The cleanLongWords() function presented in this page can be used to
clean text with multiple consecutive characters and long words in PHP. Useful to clean texts that users add in input text fields or textarea.
By default, the function allows maximum 2 consecutive repetitions of characters in words, but not affects the numbers, and split the word to maximum 23 characters. See the comments in code, and example below.
Code of the cleanLongWords() function
-
Click to select it.
function cleanLongWords($text, $nrchr=2, $maxword=23) {
// function to clean text with multiple consecutive characters and very long words ( https://coursesweb.net/ )
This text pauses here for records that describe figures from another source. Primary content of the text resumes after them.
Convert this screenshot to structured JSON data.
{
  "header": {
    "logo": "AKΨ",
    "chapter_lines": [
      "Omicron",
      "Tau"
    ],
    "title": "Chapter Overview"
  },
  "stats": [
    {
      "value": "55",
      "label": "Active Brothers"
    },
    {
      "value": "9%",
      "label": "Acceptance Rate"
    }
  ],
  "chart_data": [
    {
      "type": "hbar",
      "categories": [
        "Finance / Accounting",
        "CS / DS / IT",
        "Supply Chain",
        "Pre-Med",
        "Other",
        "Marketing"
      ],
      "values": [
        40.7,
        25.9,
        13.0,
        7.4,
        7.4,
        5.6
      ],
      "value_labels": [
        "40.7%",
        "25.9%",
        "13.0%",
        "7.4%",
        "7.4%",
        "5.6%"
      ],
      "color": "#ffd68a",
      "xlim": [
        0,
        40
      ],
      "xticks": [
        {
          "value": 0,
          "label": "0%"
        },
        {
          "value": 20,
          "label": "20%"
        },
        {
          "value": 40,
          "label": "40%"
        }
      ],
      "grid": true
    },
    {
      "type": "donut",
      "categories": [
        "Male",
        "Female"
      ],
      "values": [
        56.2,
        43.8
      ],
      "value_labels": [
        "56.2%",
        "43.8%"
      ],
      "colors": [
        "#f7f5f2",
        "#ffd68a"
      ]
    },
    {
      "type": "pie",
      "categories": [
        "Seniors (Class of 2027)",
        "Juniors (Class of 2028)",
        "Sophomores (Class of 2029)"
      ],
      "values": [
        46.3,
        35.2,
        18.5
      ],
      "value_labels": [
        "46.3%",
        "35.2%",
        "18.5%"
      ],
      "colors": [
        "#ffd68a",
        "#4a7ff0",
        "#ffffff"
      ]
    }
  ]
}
// $nrchr = allowed number of consecutive character
// $maxword = maximum word length
$paterns = array();
$chr = array('q','w','e','r','t','y','u','i','o','p','a','s','d','f','g','h','j','k','l',';','z','x','c','v','b','n','m',',','!','@','#','%','&','_','=',':','"','`','~',';','â','á','é','í','ó','ú','ý','ø','č','ć','đ','š','ž','ā','ä','ǟ','ḑ','ē','ī','ļ','ņ','ō','ȯ','ȱ','õ','ȭ','ŗ','š','ț','ū','ž','ş','î','ă',"'",'$','\^','\*','\(','\)','\{','\}','\|','\?','\.','\[','\]','\/','\\\\','\>','\<');
// uncomment next line if you want to clean consecutive numbers too
/// $chr = array_merge($chr, array('1','2','3','4','5','6','7','8','9','0'));
$n_chr = count($chr);
for($i=0; $i<$n_chr; $i++) {$paterns[$i] = '/(['. $chr[$i] .']{'. $nrchr .',}){2,}/i'; }
$text = preg_replace($paterns, '$1', $text);
// if $maxword > 0, split the word to specified number of characters
return ($maxword > 0) ? wordwrap($text, $maxword, ' ', true) : $text;
}
Example usage
<?php
// Here Add the cleanLongWords() function
$text = '\\\\\\\\\ A ttttttteeeeeeeeexxxxxxt with loooooonnnnnngggggg woooooooooooords and coooooonnnnnnsssssseeeeeeccccccuuuuuuttttttiiiiiivvvvvveeeeeee characteeeeeerrrrrrssssss [[[[[]]]]]] ///////......';
$text1 = cleanLongWords($text);
$text2 = cleanLongWords($text, 3); // allow 3 consecutive repetitions of characters
$text3 = cleanLongWords($text, 1, 0); // not consecutive characters, and not split the word
echo '$text1 - '. $text1;
echo '<br>$text2 - '. $text2;
echo '<br>$text3 - '. $text3;
?>
- Result:
$text1 - \\ A tteexxt with loonngg woords and coonnsseeccuuttiivvee characteerrss [[]] //..
$text2 - \\\\\ A ttteeexxxt with looonnnggg wooords and cooonnnssseeecccuuuttti iivvveee characteeerrrsss [[[[[]]] ///...
$text3 - \ A text with long words and consecutive characters [] /.